I guess when you read enough calls for submission that say “we actively support diversity in our selection process” or some such you start thinking “hey, maybe I need to get on that diversity bandwagon.” But diversity is more than the color of a skin or sexual orientation. IMO diversity is about the cultural experience of living in that skin or that sexual orientation. And those experiences do not cut across all cultures and time periods.

For instance (and picking out the most extreme example I can think of) in some city-states in ancient Greek civilization is was quite common for older, wealthy men to compete with each other socially for the attentions (read sexual favors) of young men (teenagers in our venacular) even to the point of making agreements with the boys’ fathers about what the young man would get out of the deal. A relationship with the right mentor (yes, that is where that came from) would set up the young man for life in social and business connections that he wouldn’t have otherwise.

This hits so many wrongness buttons for us (and indeed for many scholars in diverse time periods since) that we have very strong words to associate with pedastry.
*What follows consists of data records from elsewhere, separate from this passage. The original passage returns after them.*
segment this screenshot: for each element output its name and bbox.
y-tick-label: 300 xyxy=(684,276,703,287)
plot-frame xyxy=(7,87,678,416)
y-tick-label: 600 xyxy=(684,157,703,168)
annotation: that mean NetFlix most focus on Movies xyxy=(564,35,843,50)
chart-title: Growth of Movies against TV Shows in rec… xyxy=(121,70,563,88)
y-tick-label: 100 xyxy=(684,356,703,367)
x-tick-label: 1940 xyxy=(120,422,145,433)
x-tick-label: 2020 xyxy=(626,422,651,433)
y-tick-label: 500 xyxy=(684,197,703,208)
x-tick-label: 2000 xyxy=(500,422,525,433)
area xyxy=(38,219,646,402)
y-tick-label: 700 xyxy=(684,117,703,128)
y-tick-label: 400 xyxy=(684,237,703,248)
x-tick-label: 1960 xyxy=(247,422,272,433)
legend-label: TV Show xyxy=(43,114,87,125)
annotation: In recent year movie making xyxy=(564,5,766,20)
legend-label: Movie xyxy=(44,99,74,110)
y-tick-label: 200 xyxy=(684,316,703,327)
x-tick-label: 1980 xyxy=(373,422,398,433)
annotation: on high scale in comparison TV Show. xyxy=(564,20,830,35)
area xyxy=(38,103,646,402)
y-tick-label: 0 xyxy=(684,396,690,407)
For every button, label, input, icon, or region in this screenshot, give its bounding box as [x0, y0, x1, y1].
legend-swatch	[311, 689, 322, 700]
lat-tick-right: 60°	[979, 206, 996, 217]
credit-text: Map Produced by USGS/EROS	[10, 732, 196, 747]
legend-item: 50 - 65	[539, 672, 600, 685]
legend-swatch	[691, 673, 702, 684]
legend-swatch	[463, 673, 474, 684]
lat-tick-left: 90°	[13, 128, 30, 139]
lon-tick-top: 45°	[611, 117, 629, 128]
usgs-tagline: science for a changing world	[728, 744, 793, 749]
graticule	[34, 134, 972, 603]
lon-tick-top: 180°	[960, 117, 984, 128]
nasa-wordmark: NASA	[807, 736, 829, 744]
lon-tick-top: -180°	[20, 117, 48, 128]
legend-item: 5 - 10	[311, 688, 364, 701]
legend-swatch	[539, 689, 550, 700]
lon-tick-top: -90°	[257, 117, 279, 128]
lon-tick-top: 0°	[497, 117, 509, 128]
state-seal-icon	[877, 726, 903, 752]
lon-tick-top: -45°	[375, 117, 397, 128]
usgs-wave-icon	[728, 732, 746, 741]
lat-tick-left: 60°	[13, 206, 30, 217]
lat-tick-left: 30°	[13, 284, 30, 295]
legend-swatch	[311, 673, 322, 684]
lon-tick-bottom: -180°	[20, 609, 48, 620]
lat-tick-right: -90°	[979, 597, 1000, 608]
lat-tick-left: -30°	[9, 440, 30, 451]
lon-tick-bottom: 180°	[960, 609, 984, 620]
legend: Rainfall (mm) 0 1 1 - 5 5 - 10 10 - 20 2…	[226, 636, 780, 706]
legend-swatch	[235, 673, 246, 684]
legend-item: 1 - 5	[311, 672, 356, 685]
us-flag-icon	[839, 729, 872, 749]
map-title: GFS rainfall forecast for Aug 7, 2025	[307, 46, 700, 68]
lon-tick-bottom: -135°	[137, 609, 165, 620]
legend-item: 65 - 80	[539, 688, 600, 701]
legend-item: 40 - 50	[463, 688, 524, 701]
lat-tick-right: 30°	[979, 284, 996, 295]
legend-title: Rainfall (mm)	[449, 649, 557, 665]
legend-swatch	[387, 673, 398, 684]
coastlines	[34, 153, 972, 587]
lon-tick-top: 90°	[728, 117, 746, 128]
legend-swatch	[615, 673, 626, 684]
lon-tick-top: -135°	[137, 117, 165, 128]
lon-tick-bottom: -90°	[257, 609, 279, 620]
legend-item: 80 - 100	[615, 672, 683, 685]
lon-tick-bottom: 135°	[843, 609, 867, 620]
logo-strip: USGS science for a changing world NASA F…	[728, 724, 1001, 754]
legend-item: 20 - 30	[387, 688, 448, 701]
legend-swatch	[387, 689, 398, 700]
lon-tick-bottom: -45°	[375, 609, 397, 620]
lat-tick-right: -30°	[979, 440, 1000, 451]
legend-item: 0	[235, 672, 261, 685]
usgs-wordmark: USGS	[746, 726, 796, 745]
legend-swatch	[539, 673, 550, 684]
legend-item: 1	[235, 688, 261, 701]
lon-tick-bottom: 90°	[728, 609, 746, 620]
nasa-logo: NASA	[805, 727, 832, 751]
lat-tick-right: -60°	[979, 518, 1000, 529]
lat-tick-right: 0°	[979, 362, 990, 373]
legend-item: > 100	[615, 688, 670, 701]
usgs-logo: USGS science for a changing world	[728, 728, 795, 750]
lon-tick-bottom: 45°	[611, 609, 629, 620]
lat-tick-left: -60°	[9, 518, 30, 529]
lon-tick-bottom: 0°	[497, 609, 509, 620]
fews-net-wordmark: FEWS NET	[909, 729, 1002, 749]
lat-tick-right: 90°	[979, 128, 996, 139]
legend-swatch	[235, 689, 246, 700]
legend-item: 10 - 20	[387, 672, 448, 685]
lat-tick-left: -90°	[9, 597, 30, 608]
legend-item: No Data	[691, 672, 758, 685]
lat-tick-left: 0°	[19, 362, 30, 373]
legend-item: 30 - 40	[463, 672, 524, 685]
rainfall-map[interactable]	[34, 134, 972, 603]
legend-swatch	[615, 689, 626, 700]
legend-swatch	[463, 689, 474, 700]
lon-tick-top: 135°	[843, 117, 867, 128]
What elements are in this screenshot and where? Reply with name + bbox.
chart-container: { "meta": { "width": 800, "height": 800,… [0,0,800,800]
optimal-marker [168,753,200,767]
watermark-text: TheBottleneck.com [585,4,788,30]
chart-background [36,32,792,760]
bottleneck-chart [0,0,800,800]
Yet, the Greeks that engaged in the practice didn’t consider themselves homosexual, and the young men, once their beards grew in were expected to marry and have children. (And please, I’m not advocating this, just providing an example.)

If you are writing second world, dystopian and/or futuristic sci-fi its very possible that your written universe does not mirror the one we, as writers, live in. The culture and issues we face daily may not be the cultures ad issues you are writing. So then is the color of the skin or sexual orientation relevant? Does it reflect true diversity?

While it is very possible to write stories that do reflect our cultural experience in another setting (which is why The Handmaid’s Tale hits women so hard and men not so much), if you are writing about another experience just throwing in a different skin color or sexual orientation does not serve the complexities of diversity in our writing.